Mehr als zehn Personen starben bei einem Anschlag in der türkischen Metropole - kurdische PKK vermutliche Täterin.


Istanbul. Der Zug hielt im U-Bahnhof Vezneciler, als es plötzlich einen mächtigen Knall gab und der Waggon hin- und herschaukelte. "Ich konnte nichts mehr hören und dachte sofort: ein Erdbeben!", sagt Hilal Kizilkaya über den Moment, als am Dienstagmorgen eine Autobombe über dem Metroschacht in der Istanbuler Altstadt explodierte, direkt vor der Istanbul-Universität und nur knapp tausend Meter vom berühmten Großen Basar entfernt. Die junge Frau wollte in der Station Vezneciler aussteigen, weil sie als Empfangsdame im nahegelegenen Hotel Mosaic arbeitet. Es war genau 8.41 Uhr, Hilal Kizilkaya hat auf die Uhr gesehen. In der U-Bahn und auf dem Bahnhof brach Panik aus. "Die Menschen schrien und liefen durcheinander. Viele waren Studenten, die zur Uni wollten. Alle hatten Angst", berichtet sie.

"Die Terrororganisation"

Der Angriff auf einen Polizeibus im Istanbuler Zentrum sei mit einer ferngezündeten Bombe ausgeführt worden, erklärte der Istanbuler Gouverneur Vasip Sahin am Dienstagmittag. Unter den Toten seien sieben Polizisten und vier Zivilisten, 36 Menschen wurden verletzt.

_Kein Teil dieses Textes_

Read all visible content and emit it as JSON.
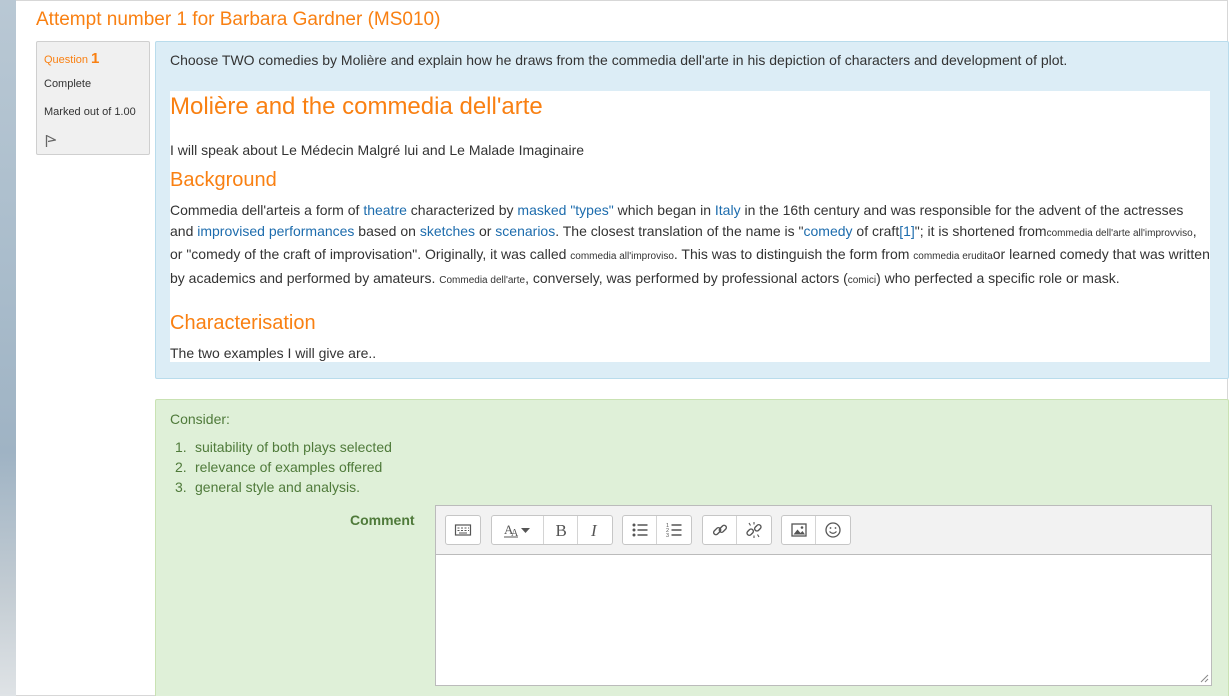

Die verheerende Detonation erschütterte die Istanbuler Altstadt nur fünf Monate nach dem Terroranschlag auf deutsche Touristen nahe der weltbekannten Blauen Moschee im Jänner mit elf Toten und drei Monate nach einer Attacke auf israelische Touristen in der Einkaufsstraße Istiklal Caddesi mit vier Toten, beide ausgeführt von mutmaßlichen Mitgliedern der Terrormiliz Islamischer Staat (IS).

Zu der Attacke am zweiten Tag des Fastenmonats Ramadan bekannte sich zwar zunächst niemand, doch diesmal wollten die Terroristen offenkundig nicht Touristen, sondern Sicherheitskräfte treffen, was auf kurdische Extremisten hinweist. Auch der türkische Staatspräsident Recep Tayyip Erdogan sagte bereits wenige Stunden nach dem Anschlag, es sei "nichts Neues", dass "die Terrororganisation" ihre Anschläge in großen Städten verübe. "Die Terrororganisation" ist die übliche Bezeichnung der türkischen Regierung für die verbotene kurdische Arbeiterpartei PKK, die auch von der EU und den USA als Terrororganisation eingestuft wird. Erdogan erklärte, für derartige Anschläge könne es weder Pardon noch Vergebung geben. "Wir werden unseren Kampf gegen den Terrorismus unermüdlich bis zum Ende fortsetzen." Ein Gericht in Istanbul erließ eine eingeschränkte Nachrichtensperre.

Das belebte Viertel Vezneciler mit seinen engen Straßen neben dem größten Istanbuler Uni-Campus ist besser bekannt unter der Bezeichnung Laleli und war bis vor einigen Monaten vor allem bei Russen beliebt, auf deren Bedürfnisse die zahllosen Geschäfte zugeschnitten sind, die Pelze, Maßanzüge, Handtaschen oder Sonnenbrillen feilbieten. Im Viertel stehen auch viele kleinere und mittlere Hotels. Die Wucht der Detonation hat viele Schaufenster und das Glas in den Hotelzimmern noch in weiter Entfernung bersten lassen.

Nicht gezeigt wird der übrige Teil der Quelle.